Meg Stillwell, Sarah’s long-time friend, was Ricky’s older sister, who now lived with her boyfriend in Seattle, a stone’s throw from Gas Works Park. Meg was a manager at the Wallingford Food Coop. The boyfriend, Matthew Einstein-Moomjy, played keyboards and ultimate Frisbee, or one of its spin-offs. Sarah had met him once when she went out to Seattle to visit Meg.
They had gone to a bar where they listened to spoken poetry in a hip hop vein, delivered by a Russian immigrant with keyboard accompaniment by the versatile Matthew. At some point in the evening Sarah could see that Meg and Matthew were eyeing each other. The vibe of the bar room eventually led to the deeper groove of cohabitation and much else. Meg’s parents, the infamous Clara and Carver, did not know about Matthew Einstein-Moomjy. Better that way.
“How is Meg doing?” Sam asked his daughter. “Is she home for the holiday?”

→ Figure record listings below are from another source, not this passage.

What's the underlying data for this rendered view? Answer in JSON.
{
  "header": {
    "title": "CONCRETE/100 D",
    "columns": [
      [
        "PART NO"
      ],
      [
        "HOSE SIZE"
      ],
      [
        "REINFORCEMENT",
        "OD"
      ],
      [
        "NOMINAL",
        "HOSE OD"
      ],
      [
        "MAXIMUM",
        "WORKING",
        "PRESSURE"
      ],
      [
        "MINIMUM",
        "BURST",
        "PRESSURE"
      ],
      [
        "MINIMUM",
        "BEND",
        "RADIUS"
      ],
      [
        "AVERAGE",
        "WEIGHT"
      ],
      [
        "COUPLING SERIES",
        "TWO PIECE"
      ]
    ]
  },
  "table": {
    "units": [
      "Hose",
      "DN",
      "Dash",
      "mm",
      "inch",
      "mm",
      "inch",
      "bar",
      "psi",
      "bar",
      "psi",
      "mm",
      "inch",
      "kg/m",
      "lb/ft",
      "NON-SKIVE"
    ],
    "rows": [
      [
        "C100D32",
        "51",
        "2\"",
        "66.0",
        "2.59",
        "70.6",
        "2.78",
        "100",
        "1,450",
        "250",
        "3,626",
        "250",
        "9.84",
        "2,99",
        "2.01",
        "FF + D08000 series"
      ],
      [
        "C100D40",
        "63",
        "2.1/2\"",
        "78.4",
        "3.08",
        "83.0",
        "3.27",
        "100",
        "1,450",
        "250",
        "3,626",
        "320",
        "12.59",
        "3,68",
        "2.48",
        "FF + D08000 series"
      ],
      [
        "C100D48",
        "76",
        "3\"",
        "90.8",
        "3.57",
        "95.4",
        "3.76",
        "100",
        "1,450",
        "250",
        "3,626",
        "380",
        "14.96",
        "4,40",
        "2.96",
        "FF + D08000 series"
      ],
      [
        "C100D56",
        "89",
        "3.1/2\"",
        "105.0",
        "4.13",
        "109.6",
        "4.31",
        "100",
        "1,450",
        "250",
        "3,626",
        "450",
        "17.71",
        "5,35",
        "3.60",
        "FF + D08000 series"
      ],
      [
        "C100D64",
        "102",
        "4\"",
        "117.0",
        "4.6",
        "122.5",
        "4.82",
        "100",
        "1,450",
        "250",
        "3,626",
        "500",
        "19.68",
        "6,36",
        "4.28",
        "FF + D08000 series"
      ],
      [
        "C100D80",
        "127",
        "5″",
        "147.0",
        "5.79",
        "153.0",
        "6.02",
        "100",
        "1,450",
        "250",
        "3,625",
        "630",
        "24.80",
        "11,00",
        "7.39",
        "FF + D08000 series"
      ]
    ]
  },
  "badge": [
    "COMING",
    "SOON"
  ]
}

“No, she’s staying in Seattle. And how do you think she’s doing?” Sarah was still affronted by the drivel on TV, and now her father was being clueless. “She’s a mess. Her brother’s become a nut job. Your protégé.” She grimaced in her father’s direction. “He’s like as wacky as Clara. Meg told me about the stuff he posted about that girl on Facebook.”
“Oh, I know. It’s terrible, Sarah. It is hard to believe Ricky wrote what he did.” But he reconsidered as he adjusted the flame under the simmering rice. “No, that’s not really true. I’ve heard him say things a bit like that before. But not quite in that way. About this. About her.”
He spooned out a bit of the curry, blew on it, and tasted, and tried to make his thoughts more coherent. “But, Sarah, don’t blame Ricky too much. Kerry Pearson committed suicide. Ricky couldn’t know.”
“You think so?” she said with a sarcastic drip.
“He couldn’t know how she’d react. I mean, of course what he wrote was awful and painful. There’s a lot of pain everywhere. I don’t really know Francine Loughlin that well—she’s Kerry’s mother—but Alicia is close to her. Alicia says she is destroyed by this. Well, of course.” He looked at his daughter. “Some things you can’t help.”
She stared back at him. Ricky could damn well have helped, she thought.
“I mean, it is what it is,” he added idiotically.
“It is what it is? Don’t be lame, Dad. You sound like John McCain on the TV just now. What does that mean? That no one is responsible for anything? That it’s fate, for Christ’s sake, or providence?” said the girl who lived in Providence.
It was as if Sarah were channeling her father’s voice from an incident years in the past. They were in the Ford minivan, on the way to a soccer game in Northwood, some fifteen miles south of Montpelier. Sarah and Meg, who must have been about twelve, were in the back seat.
Clara Stillwell sat in the front of the van while Sam drove, the man on the radio talking about the recent abduction, rape and murder of a local girl by her uncle. Clara made some comment about the crime, which Sarah had forgotten, but Clara ended it with words Sarah did remember. “There’s a reason for everything,” Clara had intoned.
This is the kind of thing people say without thought, Sarah understood. But Clara had uttered the words with intention and her manner conveyed her fervent belief. Clara was known for this.
From her rear seat, Sarah saw her father stiffen and his knuckles tighten on the wheel. She caught a glimpse of his face in the rearview mirror, fury in his eyes. Then her father bit his words through clenched teeth. “I suppose there’s a reason for every horror—for the destruction of the Jews of Europe? It was all meant to happen? It’s all fate, just deserts, all God’s will? What the hell.”
The minivan swerved precariously across the yellow line—at least as Sarah recalled. Clara had no answer. Meg had only looked out the window and would not meet Sarah’s eye.
Here in the family kitchen, with the curry aromas in the air, the memory of the incident flooded Sarah’s mind, and she felt utter intolerance of her father’s obtuseness about Ricky’s moral responsibility.